Do we have a testcase or direct contact with someone reproducing this?

Comment 54

[Wayne Mery (:wsmwk)]

(In reply to Wayne Mery (:wsmwk) from comment #53)

(In reply to Nicholas Nethercote [:njn] from comment #52)

Bug 1569526 has landed, which removes the data structure involved in this signature. So the signature will change, but I'm not sure what it will change to.

Not a single beta or nightly crash with mozilla::Preferences::AddBoolVarCache - https://crash-stats.mozilla.org/signature/?release_channel=%21release&signature=mozilla%3A%3APreferences%3A%3AAddBoolVarCache&date=%3E%3D2019-07-29T12%3A54%3A00.000Z&date=%3C2019-09-26T12%3A54%3A00.000Z&_columns=date&_columns=product&_columns=version&_columns=build_id&_columns=platform&_columns=reason&_columns=address&_columns=install_time&_columns=startup_crash&_sort=-version&_sort=-date&page=1

Do we have a testcase or direct contact with someone reproducing this?

User in https://support.mozilla.org/en-US/questions/1286827 with signature mozilla::Preferences::AddBoolVarCache apparently can reproduce with 68.6.0

Comment 55

[BugBot [:suhaib / :marco/ :calixte]]

The leave-open keyword is there and there is no activity for 6 months.
:nika, maybe it's time to close this bug?

Comment 56

[Nika Layzell [:nika] (ni? for response)]
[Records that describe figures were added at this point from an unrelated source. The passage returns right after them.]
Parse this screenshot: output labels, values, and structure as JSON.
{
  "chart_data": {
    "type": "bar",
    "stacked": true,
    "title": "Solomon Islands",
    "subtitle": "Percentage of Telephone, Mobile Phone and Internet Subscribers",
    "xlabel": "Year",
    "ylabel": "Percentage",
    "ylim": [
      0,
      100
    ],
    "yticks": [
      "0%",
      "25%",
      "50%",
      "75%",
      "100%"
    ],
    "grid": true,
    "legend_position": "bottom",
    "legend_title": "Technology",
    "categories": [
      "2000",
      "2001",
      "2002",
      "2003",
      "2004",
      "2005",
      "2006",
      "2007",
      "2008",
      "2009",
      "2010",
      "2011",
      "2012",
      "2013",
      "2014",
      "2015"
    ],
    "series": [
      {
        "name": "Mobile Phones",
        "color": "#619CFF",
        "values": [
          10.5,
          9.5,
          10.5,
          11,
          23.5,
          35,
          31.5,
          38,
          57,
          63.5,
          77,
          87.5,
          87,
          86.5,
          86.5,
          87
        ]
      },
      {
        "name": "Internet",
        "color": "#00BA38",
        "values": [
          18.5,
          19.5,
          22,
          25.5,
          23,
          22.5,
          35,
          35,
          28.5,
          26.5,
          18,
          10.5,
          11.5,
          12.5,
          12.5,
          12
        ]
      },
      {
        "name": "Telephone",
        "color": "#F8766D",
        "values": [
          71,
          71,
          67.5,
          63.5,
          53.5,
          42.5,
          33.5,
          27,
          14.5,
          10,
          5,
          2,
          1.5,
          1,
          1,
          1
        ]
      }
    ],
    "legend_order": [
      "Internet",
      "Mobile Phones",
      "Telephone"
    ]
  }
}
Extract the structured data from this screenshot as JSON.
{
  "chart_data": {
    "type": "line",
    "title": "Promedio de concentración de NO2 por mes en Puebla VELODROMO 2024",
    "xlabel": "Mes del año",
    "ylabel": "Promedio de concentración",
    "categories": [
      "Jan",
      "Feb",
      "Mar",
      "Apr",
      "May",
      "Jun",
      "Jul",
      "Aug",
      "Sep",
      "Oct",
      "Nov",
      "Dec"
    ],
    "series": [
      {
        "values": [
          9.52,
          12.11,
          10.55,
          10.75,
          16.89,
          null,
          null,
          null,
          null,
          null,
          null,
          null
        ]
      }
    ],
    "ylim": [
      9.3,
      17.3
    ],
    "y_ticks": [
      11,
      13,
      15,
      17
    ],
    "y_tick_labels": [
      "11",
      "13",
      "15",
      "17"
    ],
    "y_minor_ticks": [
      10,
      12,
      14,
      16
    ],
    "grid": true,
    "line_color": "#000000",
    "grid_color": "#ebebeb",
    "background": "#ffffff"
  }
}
This bug isn't ready to be closed yet. We're still getting (albeit at a bit of a lower frequency) crashes which appear to be caused by the omni.ja being corrupted at startup, with this being the signature

This feels similar to bug 1471720, in that it's a startup crash which appears to be being caused by omni.ja corruption at startup.

Comment 57

[BugBot [:suhaib / :marco/ :calixte]]

The leave-open keyword is there and there is no activity for 6 months.
:nika, maybe it's time to close this bug?

Comment 58

[Nika Layzell [:nika] (ni? for response)]

status is unchanged since the last ping

Comment 59

[BugBot [:suhaib / :marco/ :calixte]]

The leave-open keyword is there and there is no activity for 6 months.
:nika, maybe it's time to close this bug?
For more information, please visit auto_nag documentation.

Comment 60

[Kris Wright :KrisWright]

We've removed VarCache so we shouldn't be running into this anymore.